“The Hurricane Heist” Review ✦✦✧✧✧

8 April, 2018

Director: Rob Cohen
Screenwriters: Scott Windhauser, Jeff Dixon
Director of Photography: Shelly Johnson
Toby KebbellMaggie Grace, Ralph Ineson

Synopsis: A coastal town prepares for a catastrophic Category 5 hurricane which brings with it the opportunity for a daring heist targeting $600 million in treasury funds.

Hurricane Heist Review:

Trash cinema at its most absurdly frivolous, “The Hurricane Heist” combines “Sharknado” vibes with “Geostorm” schlock, miraculously coming together a smidge better than both movies as self-awareness adds a laugh to the end of every impact. Unfortunately the resulting triumph comes with a bitter turn as the film’s naturally witless mode of address crowns it the standout amongst only the worst examples of its kind, a badge unable to be worn with honour in a film aware of its own shortcomings yet unable to prove itself as a competent action movie with an engaging concept.

To laugh at oneself comes with the territory here but the movie’s straight-to-DVD vibe leaves viewers in permanent limbo, unsure whether to laugh or cry in the face of such ineptitude while relishing the stark entertainment value of the film’s ridiculously overplayed tornado robbery. The “Frankenstein” of disaster movies, brought to life by jolts of thunder and lightning, “The Hurricane Heist” crashes cars and chases storms, staring into the eyes of oncoming doom and making the resulting trajectory abundantly clear in all of its underestimations.

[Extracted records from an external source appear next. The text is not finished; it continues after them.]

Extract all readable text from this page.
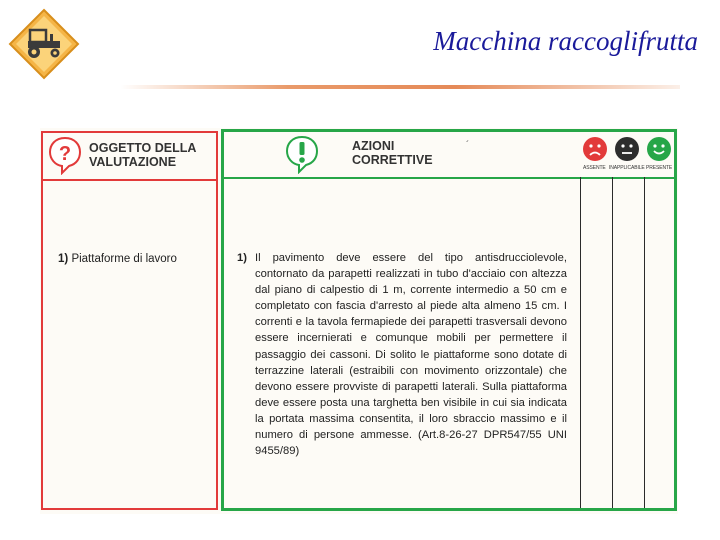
Macchina raccoglifrutta
? OGGETTO DELLA VALUTAZIONE
1) Piattaforme di lavoro
AZIONI CORRETTIVE
´
ASSENTE INAPPLICABILE PRESENTE
1) Il pavimento deve essere del tipo antisdrucciolevole, contornato da parapetti realizzati in tubo d'acciaio con altezza dal piano di calpestio di 1 m, corrente intermedio a 50 cm e completato con fascia d'arresto al piede alta almeno 15 cm. I correnti e la tavola fermapiede dei parapetti trasversali devono essere incernierati e comunque mobili per permettere il passaggio dei cassoni. Di solito le piattaforme sono dotate di terrazzine laterali (estraibili con movimento orizzontale) che devono essere provviste di parapetti laterali. Sulla piattaforma deve essere posta una targhetta ben visibile in cui sia indicata la portata massima consentita, il loro sbraccio massimo e il numero di persone ammesse. (Art.8-26-27 DPR547/55 UNI 9455/89)
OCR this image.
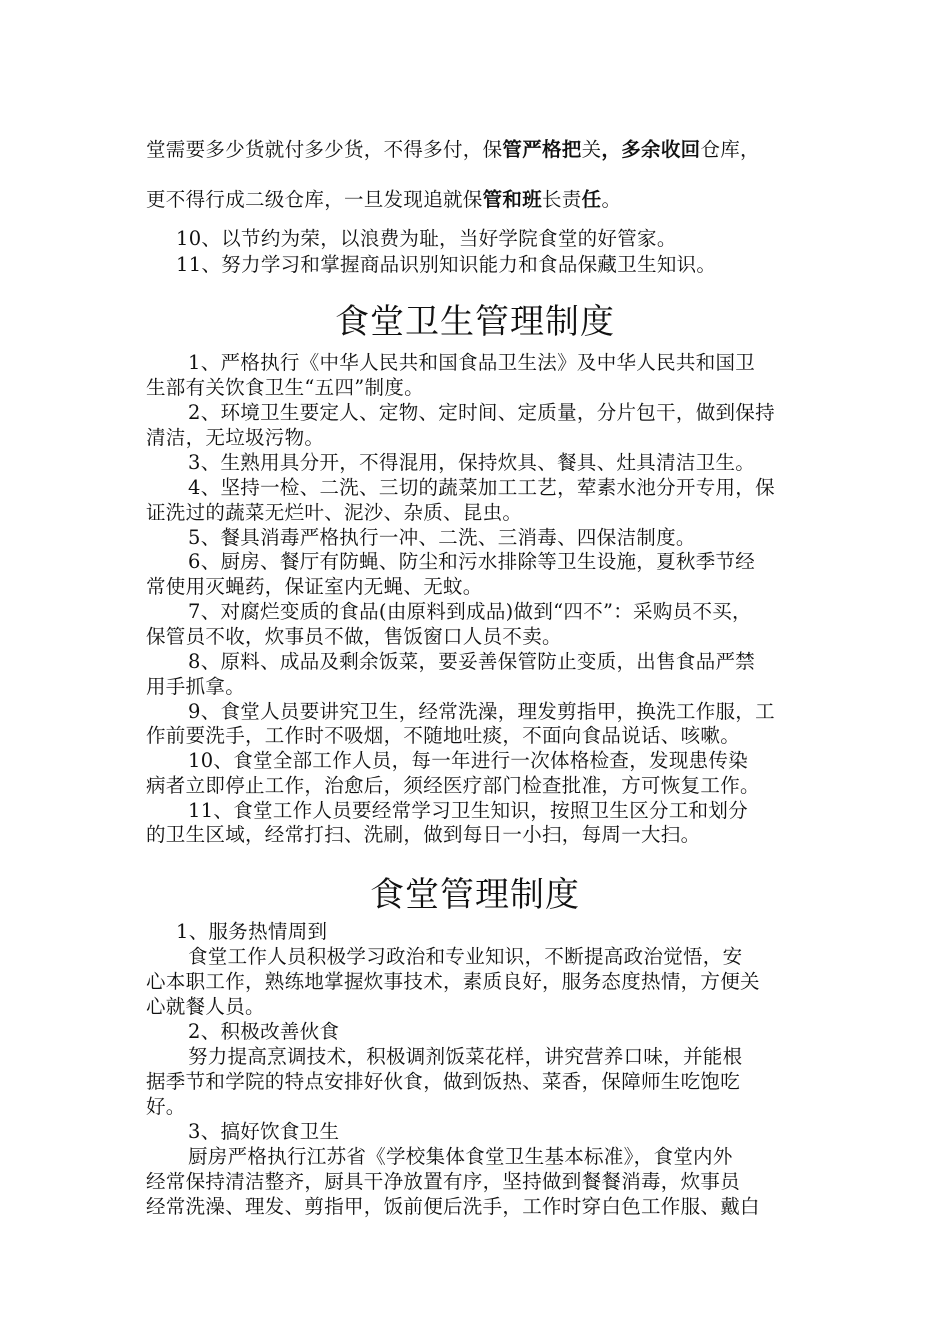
堂需要多少货就付多少货，不得多付，保管严格把关，多余收回仓库，
更不得行成二级仓库，一旦发现追就保管和班长责任。
10、以节约为荣，以浪费为耻，当好学院食堂的好管家。
11、努力学习和掌握商品识别知识能力和食品保藏卫生知识。
食堂卫生管理制度
1、严格执行《中华人民共和国食品卫生法》及中华人民共和国卫
生部有关饮食卫生“五四”制度。
2、环境卫生要定人、定物、定时间、定质量，分片包干，做到保持
清洁，无垃圾污物。
3、生熟用具分开，不得混用，保持炊具、餐具、灶具清洁卫生。
4、坚持一检、二洗、三切的蔬菜加工工艺，荤素水池分开专用，保
证洗过的蔬菜无烂叶、泥沙、杂质、昆虫。
5、餐具消毒严格执行一冲、二洗、三消毒、四保洁制度。
6、厨房、餐厅有防蝇、防尘和污水排除等卫生设施，夏秋季节经
常使用灭蝇药，保证室内无蝇、无蚊。
7、对腐烂变质的食品(由原料到成品)做到“四不”：采购员不买，
保管员不收，炊事员不做，售饭窗口人员不卖。
8、原料、成品及剩余饭菜，要妥善保管防止变质，出售食品严禁
用手抓拿。
9、食堂人员要讲究卫生，经常洗澡，理发剪指甲，换洗工作服，工
作前要洗手，工作时不吸烟，不随地吐痰，不面向食品说话、咳嗽。
10、食堂全部工作人员，每一年进行一次体格检查，发现患传染
病者立即停止工作，治愈后，须经医疗部门检查批准，方可恢复工作。
11、食堂工作人员要经常学习卫生知识，按照卫生区分工和划分
的卫生区域，经常打扫、洗刷，做到每日一小扫，每周一大扫。
食堂管理制度
1、服务热情周到
食堂工作人员积极学习政治和专业知识，不断提高政治觉悟，安
心本职工作，熟练地掌握炊事技术，素质良好，服务态度热情，方便关
心就餐人员。
2、积极改善伙食
努力提高烹调技术，积极调剂饭菜花样，讲究营养口味，并能根
据季节和学院的特点安排好伙食，做到饭热、菜香，保障师生吃饱吃
好。
3、搞好饮食卫生
厨房严格执行江苏省《学校集体食堂卫生基本标准》，食堂内外
经常保持清洁整齐，厨具干净放置有序，坚持做到餐餐消毒，炊事员
经常洗澡、理发、剪指甲，饭前便后洗手，工作时穿白色工作服、戴白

The question here is how to judge a movie like “The Hurricane Heist” which goes out of its way to be scoffed at and ridiculed yet fails to become absurd enough to earn the title of parody. Supervised by Rob Cohen, the man behind disasterpieces “DragonHeart” and “Stealth”, the movie shows no signs of ever becoming a worthwhile action bonanza, feeling more like a paracinematic confusion without enough sharks or monsters to justify its discount aesthetic. Confidently presented with a lack of reshoots apparent in its ability to live up to its trailer, “The Hurricane Heist” refuses to be humiliated by its idiotic screenplay, focusing instead on the dynamism of disaster and turning friends, colleagues, brothers, and strangers into mere pawns in a game of destruction.